Menurut Amien, pembangunan fasilitas produksi migas di darat membutuhkan ketersediaan lahan yang luas hingga ratusan hektar. Selain juga membutuhkan tenaga kerja yang sangat besar.

“Salah satu pulau yang diproyeksikan untuk wilayah onshore adalah Pulau Babar, butuh 7.000 tenaga kerja, Padahal jumlah penduduknya hanya hanya 5.000 jiwa. Selain itu, ketika selesai dibangun akan kilang darat membutihkan pekerja  hingga 10.000 tenaga kerja, konflik antara pribumi dan pendatang dikhawatirkan bisa terjadi,” ungkap dia.

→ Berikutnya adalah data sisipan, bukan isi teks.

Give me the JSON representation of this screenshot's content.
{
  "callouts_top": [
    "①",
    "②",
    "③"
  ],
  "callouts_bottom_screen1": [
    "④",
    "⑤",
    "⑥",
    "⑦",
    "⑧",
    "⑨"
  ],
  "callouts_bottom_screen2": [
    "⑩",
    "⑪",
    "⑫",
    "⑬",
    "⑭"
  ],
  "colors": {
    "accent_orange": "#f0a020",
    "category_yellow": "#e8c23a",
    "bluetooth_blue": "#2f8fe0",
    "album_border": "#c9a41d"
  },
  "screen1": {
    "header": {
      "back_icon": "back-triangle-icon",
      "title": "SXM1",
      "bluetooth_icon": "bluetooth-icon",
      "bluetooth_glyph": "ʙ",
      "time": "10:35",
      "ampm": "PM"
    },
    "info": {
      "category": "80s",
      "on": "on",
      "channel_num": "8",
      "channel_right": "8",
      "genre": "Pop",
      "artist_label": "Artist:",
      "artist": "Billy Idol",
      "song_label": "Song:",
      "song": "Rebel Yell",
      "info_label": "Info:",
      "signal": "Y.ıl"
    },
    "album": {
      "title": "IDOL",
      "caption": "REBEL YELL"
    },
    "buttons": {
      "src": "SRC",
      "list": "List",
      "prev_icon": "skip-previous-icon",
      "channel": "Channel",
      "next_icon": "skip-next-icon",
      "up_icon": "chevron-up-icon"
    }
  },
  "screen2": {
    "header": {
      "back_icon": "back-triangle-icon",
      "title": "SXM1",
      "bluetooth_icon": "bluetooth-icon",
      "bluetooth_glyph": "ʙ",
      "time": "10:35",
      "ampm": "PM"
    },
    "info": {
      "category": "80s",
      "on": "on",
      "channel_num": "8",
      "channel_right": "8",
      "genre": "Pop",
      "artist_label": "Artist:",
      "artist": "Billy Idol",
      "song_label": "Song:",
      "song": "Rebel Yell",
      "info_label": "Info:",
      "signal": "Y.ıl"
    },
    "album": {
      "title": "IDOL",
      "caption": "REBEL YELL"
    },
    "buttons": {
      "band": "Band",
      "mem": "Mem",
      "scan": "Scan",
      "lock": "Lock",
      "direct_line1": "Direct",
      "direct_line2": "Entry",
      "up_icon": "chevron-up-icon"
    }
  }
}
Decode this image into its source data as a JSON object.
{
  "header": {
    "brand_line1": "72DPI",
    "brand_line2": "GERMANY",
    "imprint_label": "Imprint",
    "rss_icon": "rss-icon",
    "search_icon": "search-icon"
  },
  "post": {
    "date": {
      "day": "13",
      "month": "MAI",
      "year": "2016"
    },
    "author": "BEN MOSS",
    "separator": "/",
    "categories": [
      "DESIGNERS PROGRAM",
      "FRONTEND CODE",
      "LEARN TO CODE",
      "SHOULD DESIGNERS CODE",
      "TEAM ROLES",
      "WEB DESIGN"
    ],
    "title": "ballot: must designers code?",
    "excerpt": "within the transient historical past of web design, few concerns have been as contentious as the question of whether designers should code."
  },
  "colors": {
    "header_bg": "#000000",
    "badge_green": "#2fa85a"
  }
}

Amien mengatakan proyek pengembangan Blok Masela merupakan proyek lama yang dengan kontraknya sudah ditandatangani sejak 1998. Namun sejak ditemukan cadangan gas yang besar pada 2000 hingga kini belum juga berproduksi.

“Bahkan menurut kajian kami pada 2024 baru on stream dan rakyat Maluku baru merasakan uang dari Masela pada 2025. Itu waktu yang sangat lama, sementara sekarang masih juga belum diputuskan skema pembangunannya,” katanya.

Nono Sampono, Anggota DPD RI, mengatakan awal permasalahan Blok Masela terletak di regulasi yang berlaku saat ini, yakni Undang-Undang Nomor 22 Tahun 2001.

“Ujung muaranya ada di UU No 22 Tahun 2001. Selama ini kita tersandera oleh UU tersebut. Dengan merevisi regulasinya negara bisa dengan cepat menentukan langkah-langkah kebijakan yang pro rakyat,” ungkap dia.(RI)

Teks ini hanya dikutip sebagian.